If "Jesus never existed" didn't set off your alarm bells, Segment 2 and 3 of Zeitgeist SHOULD serve as a HUGE RED FLAG that the producer isn't concerned with examining the evidence that interferes with the story he wants to tell, but instead chooses to profit from the whole, "secrets THEY don't want you to know!" nonsense by claiming that 9/11 was an inside job, and the last segment on the optional nature of paying taxes (apparently Christian media troll Kent Hovind was a true believer of this claim, too, and is now serving time in a Fed Prison for his willful misunderstanding of Fed tax laws).
Zeitgeist SHOULD serve as a warning to all persons who THINK of themselves as rational and logical that the messages we MOST should scrutinize are the ones we most WANT to be true. People who show the ability to reason clearly suddenly shut down and turn off THEIR ability to think rationally when it's THEIR beliefs being examined! It's called cognitive selection bias, seeing only what we WANT to see, rather than see what actually IS. Your wants and wishes have NOTHING to do with whether something is TRUE or not, eg I may WANT to win the lottery, but random chance doesn't care what we WANT.
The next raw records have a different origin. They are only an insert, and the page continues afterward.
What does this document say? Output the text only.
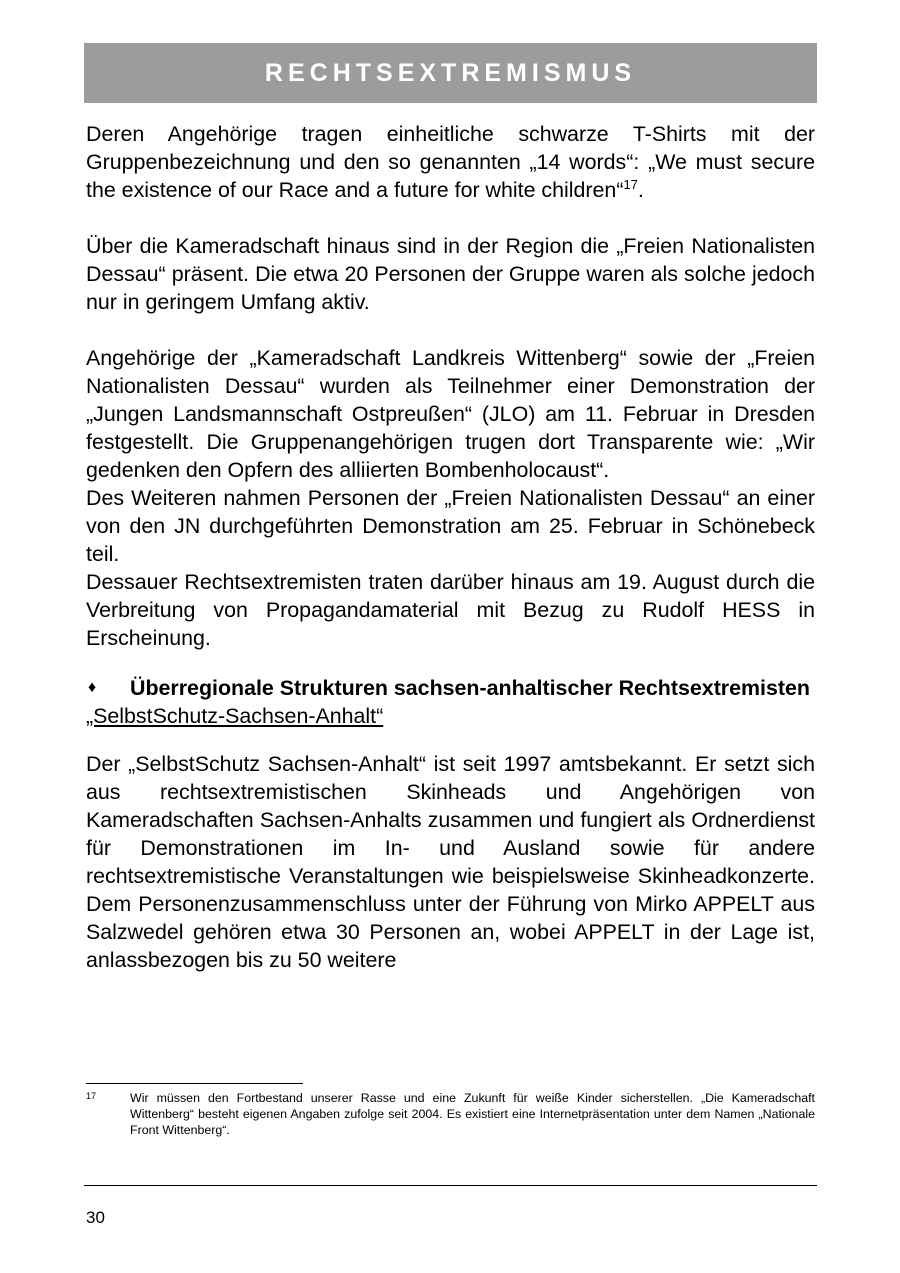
RECHTSEXTREMISMUS

Deren Angehörige tragen einheitliche schwarze T-Shirts mit der Gruppenbezeichnung und den so genannten „14 words“: „We must secure the existence of our Race and a future for white children“$^{17}$.

Über die Kameradschaft hinaus sind in der Region die „Freien Nationalisten Dessau“ präsent. Die etwa 20 Personen der Gruppe waren als solche jedoch nur in geringem Umfang aktiv.

Angehörige der „Kameradschaft Landkreis Wittenberg“ sowie der „Freien Nationalisten Dessau“ wurden als Teilnehmer einer Demonstration der „Jungen Landsmannschaft Ostpreußen“ (JLO) am 11. Februar in Dresden festgestellt. Die Gruppenangehörigen trugen dort Transparente wie: „Wir gedenken den Opfern des alliierten Bombenholocaust“.

Des Weiteren nahmen Personen der „Freien Nationalisten Dessau“ an einer von den JN durchgeführten Demonstration am 25. Februar in Schönebeck teil.

Dessauer Rechtsextremisten traten darüber hinaus am 19. August durch die Verbreitung von Propagandamaterial mit Bezug zu Rudolf HESS in Erscheinung.

♦	Überregionale Strukturen sachsen-anhaltischer Rechtsextremisten

„SelbstSchutz-Sachsen-Anhalt“

Der „SelbstSchutz Sachsen-Anhalt“ ist seit 1997 amtsbekannt. Er setzt sich aus rechtsextremistischen Skinheads und Angehörigen von Kameradschaften Sachsen-Anhalts zusammen und fungiert als Ordnerdienst für Demonstrationen im In- und Ausland sowie für andere rechtsextremistische Veranstaltungen wie beispielsweise Skinheadkonzerte. Dem Personenzusammenschluss unter der Führung von Mirko APPELT aus Salzwedel gehören etwa 30 Personen an, wobei APPELT in der Lage ist, anlassbezogen bis zu 50 weitere

17	Wir müssen den Fortbestand unserer Rasse und eine Zukunft für weiße Kinder sicherstellen. „Die Kameradschaft Wittenberg“ besteht eigenen Angaben zufolge seit 2004. Es existiert eine Internetpräsentation unter dem Namen „Nationale Front Wittenberg“.
30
Unfortunately the over-reaction of skeptical viewers is to "throw out the baby with the bathwater", and it ALL gets dismissed as bollocks, but that's unwarranted, since it ignores how legends often grow out of kernels of truths. You have to decide if you want to let your desired conclusions LEAD the evidence, or to let the conclusions FOLLOW the evidence.
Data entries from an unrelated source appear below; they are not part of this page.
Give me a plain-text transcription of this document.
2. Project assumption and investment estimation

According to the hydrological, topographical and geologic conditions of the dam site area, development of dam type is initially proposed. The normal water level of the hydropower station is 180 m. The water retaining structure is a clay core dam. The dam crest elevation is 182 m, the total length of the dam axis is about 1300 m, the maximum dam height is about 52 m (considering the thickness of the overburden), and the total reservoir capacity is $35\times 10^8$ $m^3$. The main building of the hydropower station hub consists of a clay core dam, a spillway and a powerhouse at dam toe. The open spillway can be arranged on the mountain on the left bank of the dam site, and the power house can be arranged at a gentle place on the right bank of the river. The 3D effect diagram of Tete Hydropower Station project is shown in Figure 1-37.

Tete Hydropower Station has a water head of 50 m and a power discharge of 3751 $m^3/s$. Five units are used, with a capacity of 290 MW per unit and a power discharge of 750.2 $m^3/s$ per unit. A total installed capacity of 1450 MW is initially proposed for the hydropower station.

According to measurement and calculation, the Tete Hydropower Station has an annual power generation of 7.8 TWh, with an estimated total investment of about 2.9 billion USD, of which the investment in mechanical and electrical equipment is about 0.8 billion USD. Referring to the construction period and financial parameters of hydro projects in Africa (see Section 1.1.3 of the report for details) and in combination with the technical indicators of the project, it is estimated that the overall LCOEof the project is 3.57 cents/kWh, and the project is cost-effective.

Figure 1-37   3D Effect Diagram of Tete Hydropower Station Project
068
If you don't understand and/or accept that idea, you're only doomed to keep falling for the same nonsense the JWs were selling, only different flavors and permutations of it, time and time again.
PS Religiousity is slightly better, but AGAIN it's ENTERTAINMENT, not scholarly research and study. Even better are the movies and TV documentaries made by Richard Dawkins (Enemies of Reason, Root of All Evil, etc), as although it's ALSO entertainment, his claims are backed by citations and evidence; he's a biologist who shows more respect for evidence than the producers of Zeitgeist, and doesn't just go with what he WANTS to be true.